In recent years, due to the continuous surge in housing prices, it has raised doubts about whether the government can achieve housing justice. In response to public opinion, the government has proposed a series of measures to curb speculation in the housing market. In January 2023, the government amended the Equalization of Land Rights Act and introduced Article 47-4, which prohibits the resale of pre-sold houses and newly constructed houses through contract assignment. Violators could face fines of up to three million NTD. And according to the article 47-4, the cancellation of pre-sold houses must be reported and registered within 30 days.
The rationale behind this amendment is to curb speculative activities in the pre-sold housing market and restore rational and fair transaction prices. However, the reactions to the new law have been mixed. Supporters argue that rampant speculation in the domestic real estate market has deviated from market trends and requires stricter legislation to curb the“speculation on pre-sold houses.”Opponents, on the other hand, believe that the transfer of pre-sold and newly completed houses should be allowed to return to market mechanisms, without excessive policy intervention. They also contend that measures already in place, such as the integration of property and land taxes and the high 45% tax rate on resale within two years, are sufficient to control the rise in housing prices. They advocate for the government to prioritize the use of tax and financial tools, rather than bypassing these options and resorting to the ultimate measure of prohibiting transactions, which would intrude upon private law autonomy.
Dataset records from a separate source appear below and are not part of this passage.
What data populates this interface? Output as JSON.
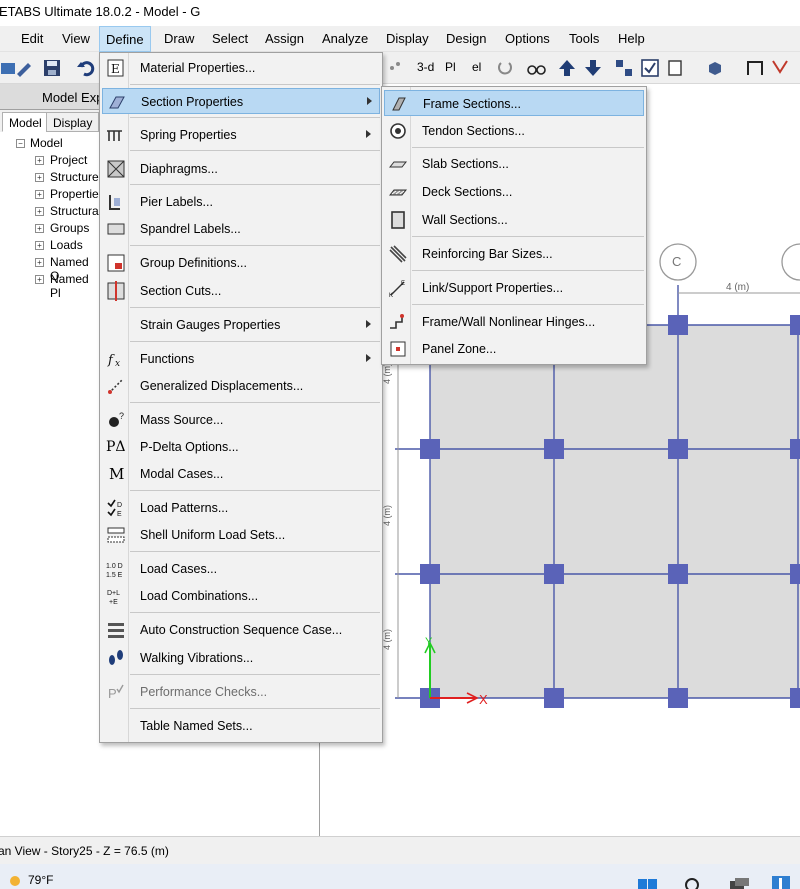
{
  "window": {
    "title": "ETABS Ultimate 18.0.2 - Model - G"
  },
  "menubar": {
    "items": [
      "Edit",
      "View",
      "Define",
      "Draw",
      "Select",
      "Assign",
      "Analyze",
      "Display",
      "Design",
      "Options",
      "Tools",
      "Help"
    ],
    "active": "Define"
  },
  "toolbar": {
    "view_3d": "3-d",
    "plan": "Pl",
    "elev": "el"
  },
  "explorer": {
    "title": "Model Exp",
    "tabs": [
      "Model",
      "Display"
    ],
    "root": "Model",
    "nodes": [
      "Project",
      "Structure",
      "Properties",
      "Structural",
      "Groups",
      "Loads",
      "Named O",
      "Named Pl"
    ]
  },
  "define_menu": {
    "items": [
      {
        "label": "Material Properties...",
        "icon": "material-icon"
      },
      {
        "label": "Section Properties",
        "icon": "section-icon",
        "submenu": true
      },
      {
        "label": "Spring Properties",
        "icon": "spring-icon",
        "submenu": true
      },
      {
        "label": "Diaphragms...",
        "icon": "diaphragm-icon"
      },
      {
        "label": "Pier Labels...",
        "icon": "pier-icon"
      },
      {
        "label": "Spandrel Labels...",
        "icon": "spandrel-icon"
      },
      {
        "label": "Group Definitions...",
        "icon": "group-icon"
      },
      {
        "label": "Section Cuts...",
        "icon": "section-cut-icon"
      },
      {
        "label": "Strain Gauges Properties",
        "icon": "",
        "submenu": true
      },
      {
        "label": "Functions",
        "icon": "function-icon",
        "submenu": true
      },
      {
        "label": "Generalized Displacements...",
        "icon": "displacement-icon"
      },
      {
        "label": "Mass Source...",
        "icon": "mass-icon"
      },
      {
        "label": "P-Delta Options...",
        "icon": "pdelta-icon",
        "icon_text": "PΔ"
      },
      {
        "label": "Modal Cases...",
        "icon": "modal-icon",
        "icon_text": "M"
      },
      {
        "label": "Load Patterns...",
        "icon": "load-pattern-icon"
      },
      {
        "label": "Shell Uniform Load Sets...",
        "icon": "shell-load-icon"
      },
      {
        "label": "Load Cases...",
        "icon": "load-case-icon"
      },
      {
        "label": "Load Combinations...",
        "icon": "load-combo-icon"
      },
      {
        "label": "Auto Construction Sequence Case...",
        "icon": "construction-icon"
      },
      {
        "label": "Walking Vibrations...",
        "icon": "footsteps-icon"
      },
      {
        "label": "Performance Checks...",
        "icon": "performance-icon",
        "disabled": true
      },
      {
        "label": "Table Named Sets...",
        "icon": ""
      }
    ]
  },
  "section_submenu": {
    "items": [
      {
        "label": "Frame Sections...",
        "icon": "frame-section-icon"
      },
      {
        "label": "Tendon Sections...",
        "icon": "tendon-icon"
      },
      {
        "label": "Slab Sections...",
        "icon": "slab-icon"
      },
      {
        "label": "Deck Sections...",
        "icon": "deck-icon"
      },
      {
        "label": "Wall Sections...",
        "icon": "wall-icon"
      },
      {
        "label": "Reinforcing Bar Sizes...",
        "icon": "rebar-icon"
      },
      {
        "label": "Link/Support Properties...",
        "icon": "link-icon"
      },
      {
        "label": "Frame/Wall Nonlinear Hinges...",
        "icon": "hinge-icon"
      },
      {
        "label": "Panel Zone...",
        "icon": "panel-zone-icon"
      }
    ]
  },
  "plan": {
    "grid_bubble": "C",
    "dim_top": "4 (m)",
    "dim_side": [
      "4 (m)",
      "4 (m)",
      "4 (m)"
    ],
    "axis_y": "Y",
    "axis_x": "X"
  },
  "status": {
    "text": "an View - Story25 - Z = 76.5 (m)"
  },
  "taskbar": {
    "temperature": "79°F"
  },
  "colors": {
    "highlight": "#b9d9f3",
    "column": "#5a63b8",
    "slab": "#dcdcdc",
    "grid": "#4a58a8"
  }
}
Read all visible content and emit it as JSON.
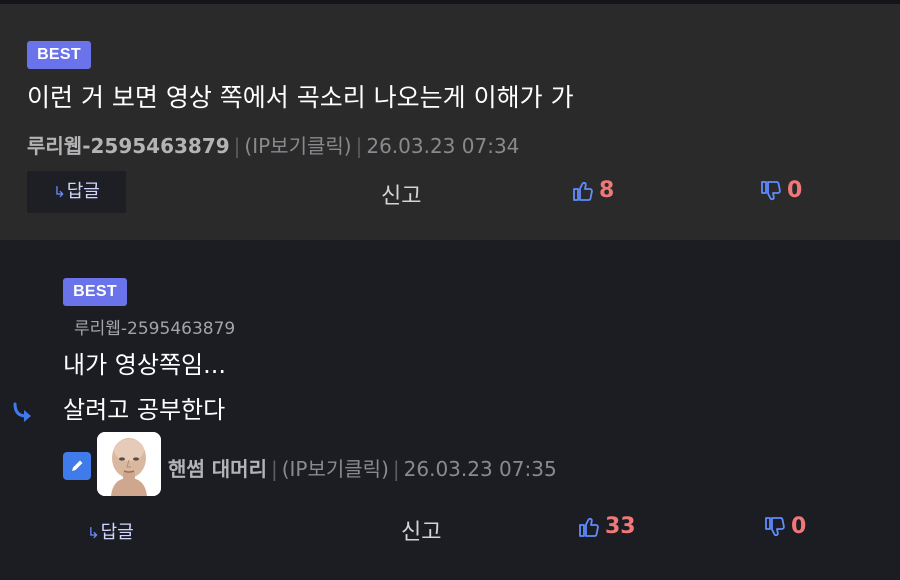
{
  "comment1": {
    "badge": "BEST",
    "text": "이런 거 보면 영상 쪽에서 곡소리 나오는게 이해가 가",
    "author": "루리웹-2595463879",
    "ip": "(IP보기클릭)",
    "timestamp": "26.03.23 07:34",
    "reply_label": "답글",
    "report_label": "신고",
    "upvotes": "8",
    "downvotes": "0"
  },
  "comment2": {
    "badge": "BEST",
    "parent_author": "루리웹-2595463879",
    "line1": "내가 영상쪽임...",
    "line2": "살려고 공부한다",
    "author": "핸썸 대머리",
    "ip": "(IP보기클릭)",
    "timestamp": "26.03.23 07:35",
    "reply_label": "답글",
    "report_label": "신고",
    "upvotes": "33",
    "downvotes": "0"
  },
  "separator": "|",
  "colors": {
    "badge": "#6a73ea",
    "vote": "#f07878",
    "thumb_icon": "#5f8cff",
    "background_dark": "#1c1d23",
    "background_comment": "#2a2a2b"
  },
  "icons": {
    "reply_arrow": "↳",
    "thumb_up": "thumbs-up-icon",
    "thumb_down": "thumbs-down-icon",
    "edit": "pencil-icon",
    "nested_reply": "reply-arrow-icon"
  }
}
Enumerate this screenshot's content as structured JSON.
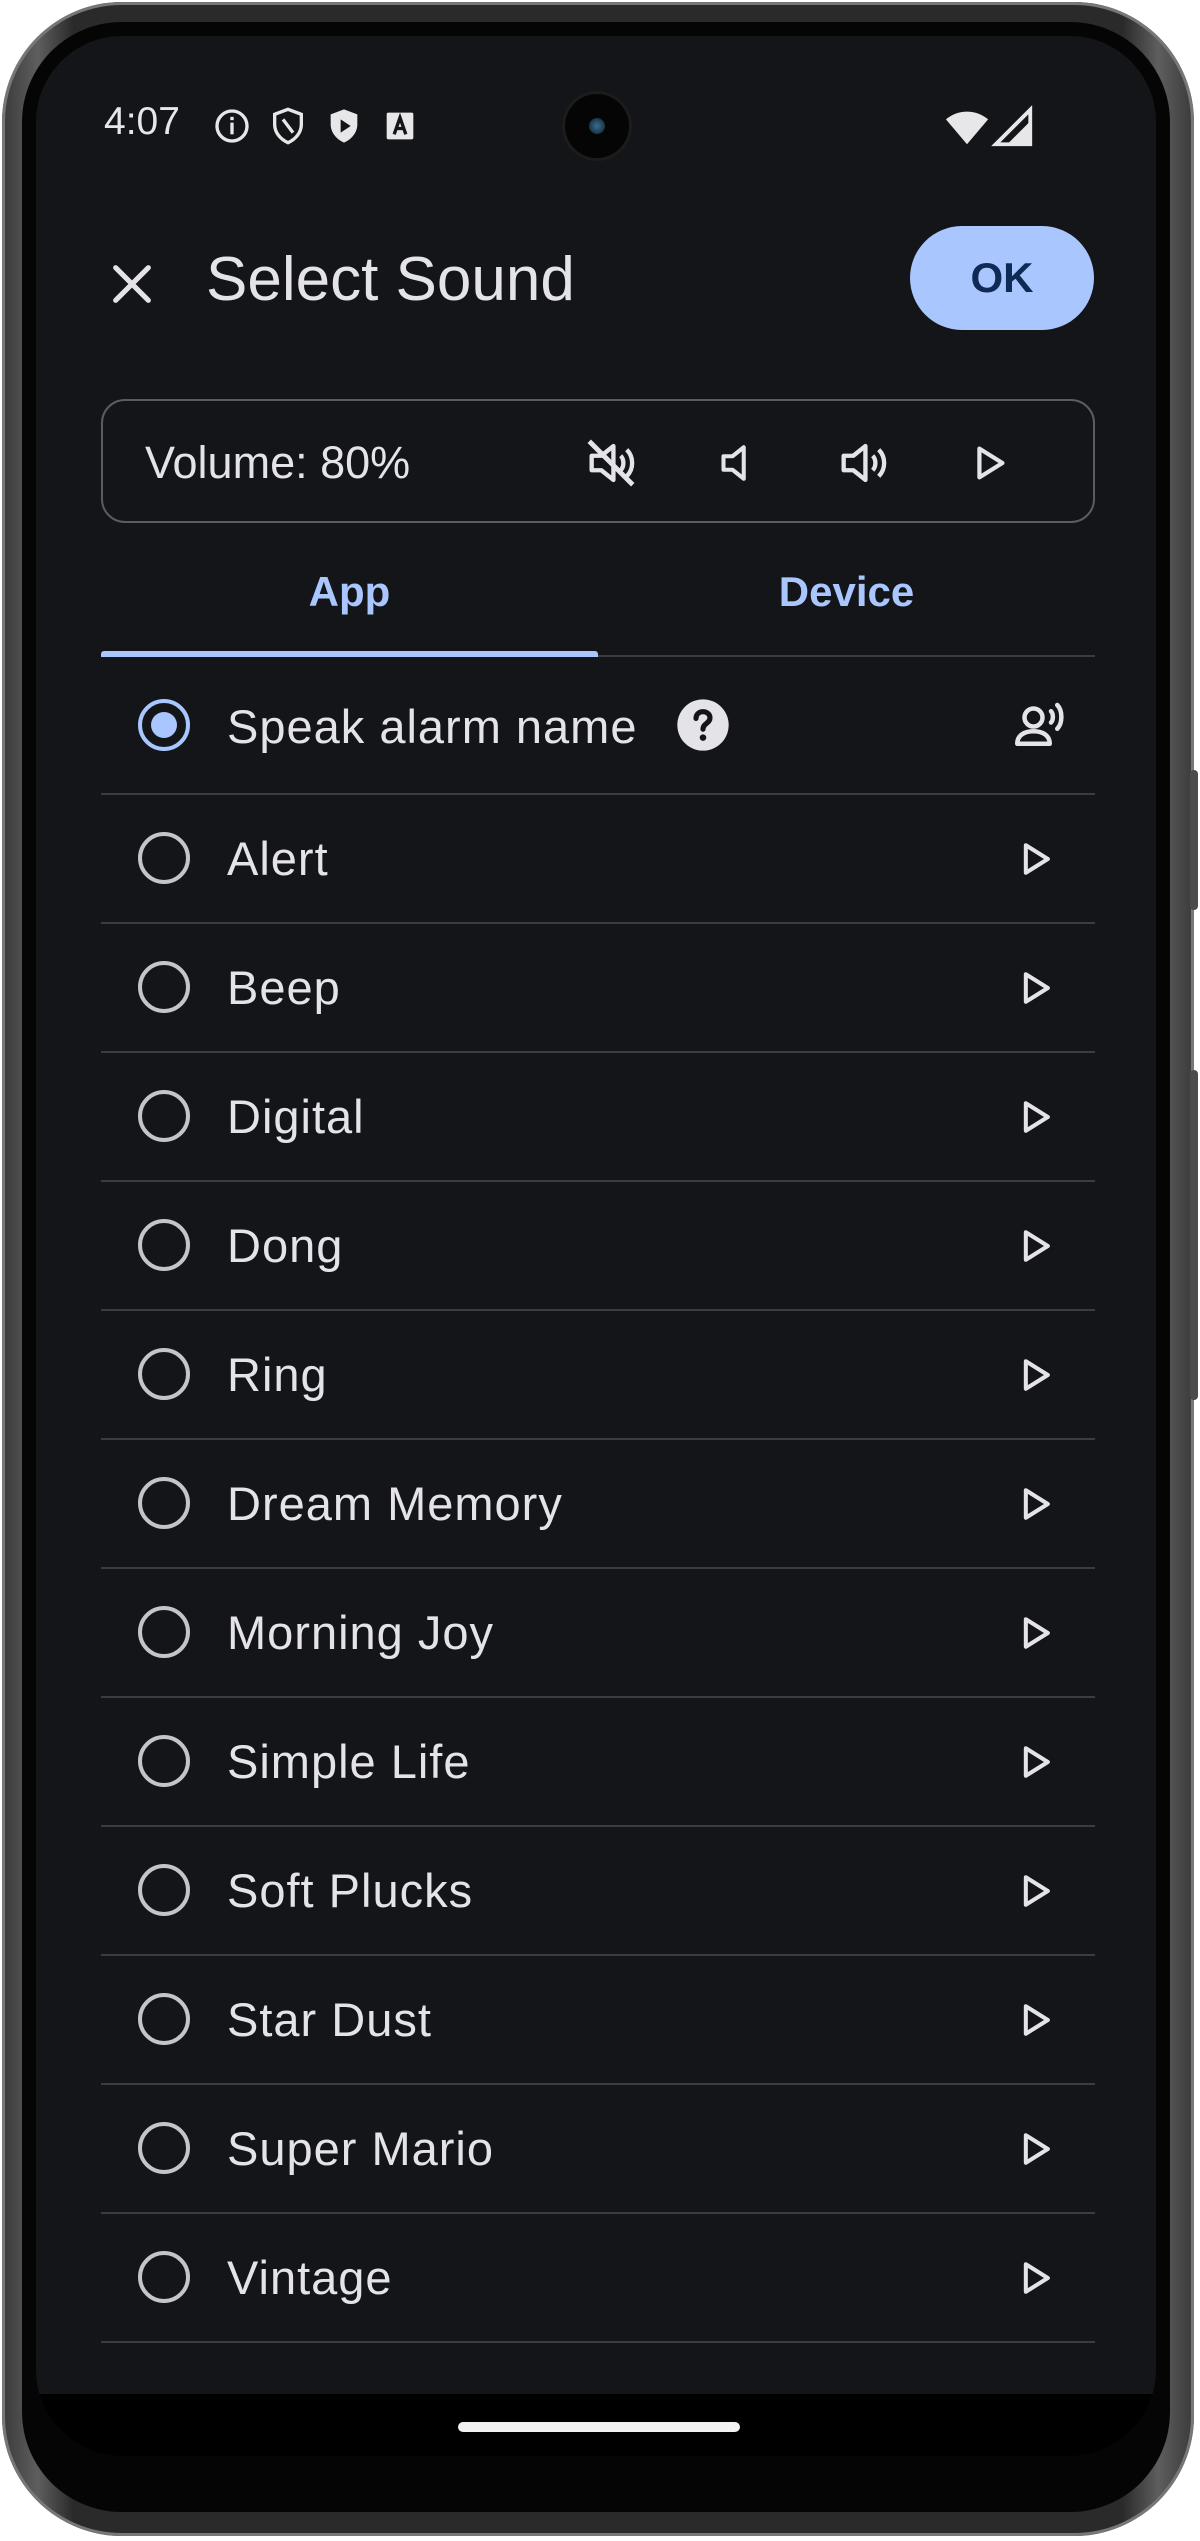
{
  "status_bar": {
    "time": "4:07",
    "icons": [
      "info-icon",
      "shield-icon",
      "play-shield-icon",
      "a11y-text-icon"
    ],
    "right_icons": [
      "wifi-icon",
      "signal-icon"
    ]
  },
  "header": {
    "title": "Select Sound",
    "ok_label": "OK"
  },
  "volume": {
    "label": "Volume: 80%",
    "buttons": [
      "mute-icon",
      "volume-down-icon",
      "volume-up-icon",
      "play-icon"
    ]
  },
  "tabs": [
    {
      "label": "App",
      "selected": true
    },
    {
      "label": "Device",
      "selected": false
    }
  ],
  "sounds": {
    "speak": {
      "label": "Speak alarm name",
      "selected": true
    },
    "items": [
      {
        "label": "Alert"
      },
      {
        "label": "Beep"
      },
      {
        "label": "Digital"
      },
      {
        "label": "Dong"
      },
      {
        "label": "Ring"
      },
      {
        "label": "Dream Memory"
      },
      {
        "label": "Morning Joy"
      },
      {
        "label": "Simple Life"
      },
      {
        "label": "Soft Plucks"
      },
      {
        "label": "Star Dust"
      },
      {
        "label": "Super Mario"
      },
      {
        "label": "Vintage"
      }
    ]
  },
  "colors": {
    "accent": "#a9c6ff",
    "background": "#141518",
    "text": "#e4e4e8",
    "divider": "#3b3c41"
  }
}
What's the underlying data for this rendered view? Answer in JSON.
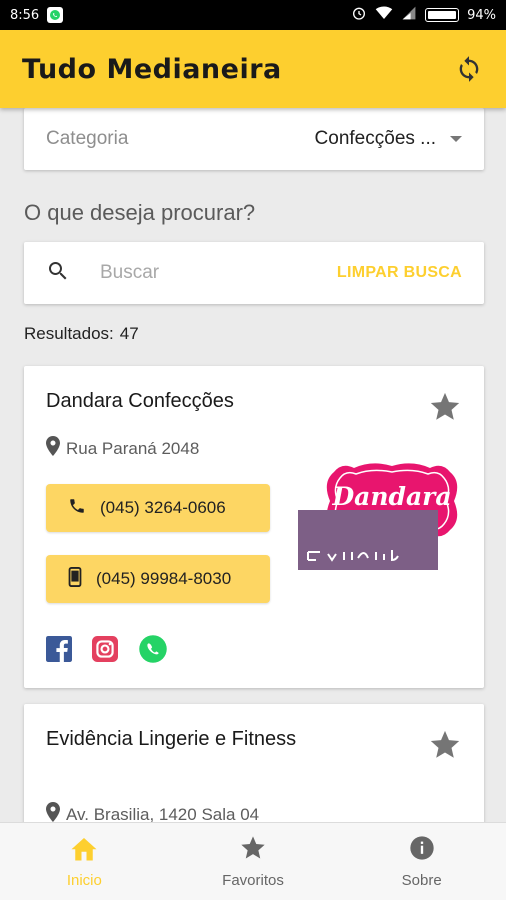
{
  "status_bar": {
    "time": "8:56",
    "battery": "94%"
  },
  "app_bar": {
    "title": "Tudo Medianeira",
    "refresh_icon": "refresh-icon"
  },
  "category": {
    "label": "Categoria",
    "selected": "Confecções ..."
  },
  "search": {
    "question": "O que deseja procurar?",
    "placeholder": "Buscar",
    "value": "",
    "clear_label": "LIMPAR BUSCA"
  },
  "results": {
    "label": "Resultados:",
    "count": "47"
  },
  "listings": [
    {
      "name": "Dandara Confecções",
      "address": "Rua Paraná 2048",
      "phone": "(045) 3264-0606",
      "mobile": "(045) 99984-8030",
      "logo_text": "Dandara",
      "logo_subtext": "CONFECÇÕES",
      "logo_color": "#e8156e",
      "socials": [
        "facebook-icon",
        "instagram-icon",
        "whatsapp-icon"
      ]
    },
    {
      "name": "Evidência Lingerie e Fitness",
      "address": "Av. Brasilia, 1420 Sala 04",
      "logo_color": "#7d5f86"
    }
  ],
  "bottom_nav": [
    {
      "label": "Inicio",
      "icon": "home-icon",
      "active": true
    },
    {
      "label": "Favoritos",
      "icon": "star-icon",
      "active": false
    },
    {
      "label": "Sobre",
      "icon": "info-icon",
      "active": false
    }
  ],
  "colors": {
    "primary": "#fdcf2f",
    "phone_button": "#fdd663",
    "background": "#ebebeb"
  }
}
Both the supporting and opposing arguments have their justifications. This paper will examine the constitutionality of Article 47-4 of the Equalization of Land Rights Act implemented in 2023, which pertains to the“prohibition of property sales contracts (pre-sold and newly constructed houses) being resold to third parties.”The examination will be conducted from a constitutional perspective, considering the protection of people’s property rights and the freedom of private law autonomy guaranteed by the Constitution. This analysis aims to provide insights for future legislative amendments.